The Justice Department has asked the Court U.S. of Appeals for the Ninth Circuit to reverse a lower-court order barring travel-ban enforcement.
The proceeding and oral arguments will be heard at 6 p.m. EST, The hearing will be conducted telephonically, meaning that the judges and attorneys will be participating from their chambers and offices in different parts of the country. The proceeding does not take place in a courtroom, nor will there be any subsequent press conferences at a courthouse.
A live audio stream of the proceeding will be available beginning at 2:55 p.m. Follow the hearing live with this feed.
Here are some of the key highlights from the hearing, courtesy of The Hill:
Administration lawyer faces more questions: 7:02 p.m.
In a short rebuttal, Flentje grew heated when pressed by Friedland on the plaintiff's submitted evidence that Trump has supported a Muslim ban in the past. He said it's "extraordinary" to second-guess the president's authority over national security "based on newspaper articles."
But Clifton asked whether he denies those statements were made. "No," Flentje replied.
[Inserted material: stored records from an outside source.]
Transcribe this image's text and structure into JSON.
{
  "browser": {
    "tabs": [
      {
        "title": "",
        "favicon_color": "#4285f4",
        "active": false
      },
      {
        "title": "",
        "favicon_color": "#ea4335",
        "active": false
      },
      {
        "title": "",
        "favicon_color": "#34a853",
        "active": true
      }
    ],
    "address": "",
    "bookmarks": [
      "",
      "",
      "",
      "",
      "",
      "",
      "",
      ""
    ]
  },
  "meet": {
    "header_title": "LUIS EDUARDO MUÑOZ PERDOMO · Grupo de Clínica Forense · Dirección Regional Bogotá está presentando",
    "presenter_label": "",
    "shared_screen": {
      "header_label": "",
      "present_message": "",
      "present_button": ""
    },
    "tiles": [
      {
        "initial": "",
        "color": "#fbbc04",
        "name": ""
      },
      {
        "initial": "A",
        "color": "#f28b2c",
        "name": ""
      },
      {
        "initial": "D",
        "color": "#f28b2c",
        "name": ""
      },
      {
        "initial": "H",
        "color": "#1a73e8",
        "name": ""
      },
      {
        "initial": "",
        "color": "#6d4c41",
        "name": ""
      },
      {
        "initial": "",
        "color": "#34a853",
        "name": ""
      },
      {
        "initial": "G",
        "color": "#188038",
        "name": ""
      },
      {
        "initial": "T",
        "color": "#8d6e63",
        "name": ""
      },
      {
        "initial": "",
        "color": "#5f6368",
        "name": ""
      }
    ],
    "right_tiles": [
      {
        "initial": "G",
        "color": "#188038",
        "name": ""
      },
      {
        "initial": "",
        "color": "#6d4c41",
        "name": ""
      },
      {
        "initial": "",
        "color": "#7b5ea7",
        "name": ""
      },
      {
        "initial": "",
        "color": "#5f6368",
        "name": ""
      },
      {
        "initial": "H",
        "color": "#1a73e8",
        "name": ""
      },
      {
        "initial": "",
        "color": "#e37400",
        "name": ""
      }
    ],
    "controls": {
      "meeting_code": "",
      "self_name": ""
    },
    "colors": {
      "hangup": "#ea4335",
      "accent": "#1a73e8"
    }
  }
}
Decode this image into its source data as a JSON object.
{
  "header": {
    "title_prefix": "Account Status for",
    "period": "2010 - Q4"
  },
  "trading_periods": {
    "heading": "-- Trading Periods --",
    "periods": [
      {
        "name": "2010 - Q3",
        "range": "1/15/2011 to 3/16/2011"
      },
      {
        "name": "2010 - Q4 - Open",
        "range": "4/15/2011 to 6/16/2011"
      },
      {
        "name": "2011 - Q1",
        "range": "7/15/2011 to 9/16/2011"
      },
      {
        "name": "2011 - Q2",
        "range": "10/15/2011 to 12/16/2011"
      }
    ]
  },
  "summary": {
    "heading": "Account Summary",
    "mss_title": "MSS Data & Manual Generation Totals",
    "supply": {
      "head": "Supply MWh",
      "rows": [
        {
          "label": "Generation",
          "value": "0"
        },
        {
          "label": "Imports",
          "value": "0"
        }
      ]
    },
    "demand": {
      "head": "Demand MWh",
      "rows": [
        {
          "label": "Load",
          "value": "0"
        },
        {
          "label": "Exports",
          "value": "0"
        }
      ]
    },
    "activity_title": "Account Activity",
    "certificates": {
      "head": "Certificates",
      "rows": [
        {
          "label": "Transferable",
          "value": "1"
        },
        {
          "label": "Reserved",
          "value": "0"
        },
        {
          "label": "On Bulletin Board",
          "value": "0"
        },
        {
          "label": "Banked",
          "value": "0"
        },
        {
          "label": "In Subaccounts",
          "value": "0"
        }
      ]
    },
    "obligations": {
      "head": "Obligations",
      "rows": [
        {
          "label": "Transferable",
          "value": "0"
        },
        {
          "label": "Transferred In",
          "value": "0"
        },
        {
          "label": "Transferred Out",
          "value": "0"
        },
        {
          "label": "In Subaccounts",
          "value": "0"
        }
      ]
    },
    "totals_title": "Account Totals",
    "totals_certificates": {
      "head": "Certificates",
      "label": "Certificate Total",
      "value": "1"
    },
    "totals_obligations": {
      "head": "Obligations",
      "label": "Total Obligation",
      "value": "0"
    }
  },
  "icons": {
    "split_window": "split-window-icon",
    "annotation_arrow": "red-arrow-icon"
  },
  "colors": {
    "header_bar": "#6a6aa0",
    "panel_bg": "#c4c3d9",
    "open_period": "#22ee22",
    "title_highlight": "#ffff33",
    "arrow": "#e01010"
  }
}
Judges question states' claims of religious discrimination: 6:40pm
Judges pressed Purcell to back up the plaintiffs' claims that Trump's executive action amounts to religious discrimination. The states said they believe the order violates the Establishment Clause of the First Amendment, which prohibits the government from favoring one religion over another. "I'm not persuaded," Clifton said. The countries targeted "encompass only relatively small percentage of Muslims."
Purcell said states just needed to prove the order was motivated, in part, by a desire to discriminate against Muslims, citing Trump's remark in December 2015 about a "total and complete shutdown on Muslims entering the United States." "There are statements that are rather shocking evidence of intent to discriminate against Muslims," Purcell said. "The public statement from the president and his top advisers."
Purcell said it is "remarkable" to have this much evidence of intent before the official pre-trial process known as discovery, but Clifton seemed unconvinced by his arguments and lack of hard evidence, pointing to foreign policy that treats citizens from certain nations differently.
Lawyer describes "irreparable harm" of travel ban: 6:35 p.m.
Purcell moved on to the merits of the underlying immigration order and said it has inflicted irreparable damage to the states through lost tax revenues, separates families and residents afraid of traveling overseas.
States' attorney begins argument: 6:32 p.m.
The attorney for Washington and Minnesota argued that the administration pursued the wrong procedural move in requesting an appeal of a temporary restraining order, which are generally non-appealable. Trump's team says that it should be treated as a preliminary injunction. "Why should we care?" asked Clifton, who suggested that was the wrong argument to pursue.
Defense concludes argument: 6:30 p.m.
Flentje quickly ran up against his 30-minute window — he also reserved five minutes for rebuttal. As judges continued to pepper him with questions, Flentje made his final pitch to the panel: that the injunction against the travel ban is "over broad" and should be immediately stayed, even if the court takes issue with the executive action itself.
Judges press DOJ lawyer on reviewing Trump action: 6:25 p.m.
Canby repeatedly pressed Flentje on whether a state could challenge an order that banned Muslims outright. "That's not what this order does," Flentje said.
"I know. Could he? Would anyone be able to challenge that?" Canby asked. "That’s not what the order does," the lawyer said again.
Clifton chimed in, saying it's important because it speaks to whether states have standing to bring a lawsuit. "This is a far cry from that situation," Flentje said.
Earlier in the hearing, Friedland had asked if Trump's authority made his decision in this situation "unreviewable," to which Flentje responded: "yes."
DOJ lawyer faces questions from judges: 6:18 p.m.
Judges on the panel questioned whether there was any real evidence that the countries outlined in the order posed a real risk for terrorism, and asked for examples of federal offenses from visa holders from the seven nations. Flentje pointed back to the previous actions by Congress and the Obama administration identifying those countries as nations of concern, but said there was no evidence in the record.
"It's pretty abstract," one judge said. Flentje said of the legal proceedings: "These things are moving pretty fast."
A judge also shot back against Flentje's assertion that states don't have the legal standing to bring the lawsuit and challenge visa denials: "Sure they can," Judge Clifton said.
Department of Justice defends Trump's authority: 6:05 p.m.
The Trump administration kicked off its oral argument by pointing out that the seven countries targeted in the immigration order were previously identified as terrorism risks by Congress and the executive branch, and that it is in the president’s broad legal authority to protect the national interest.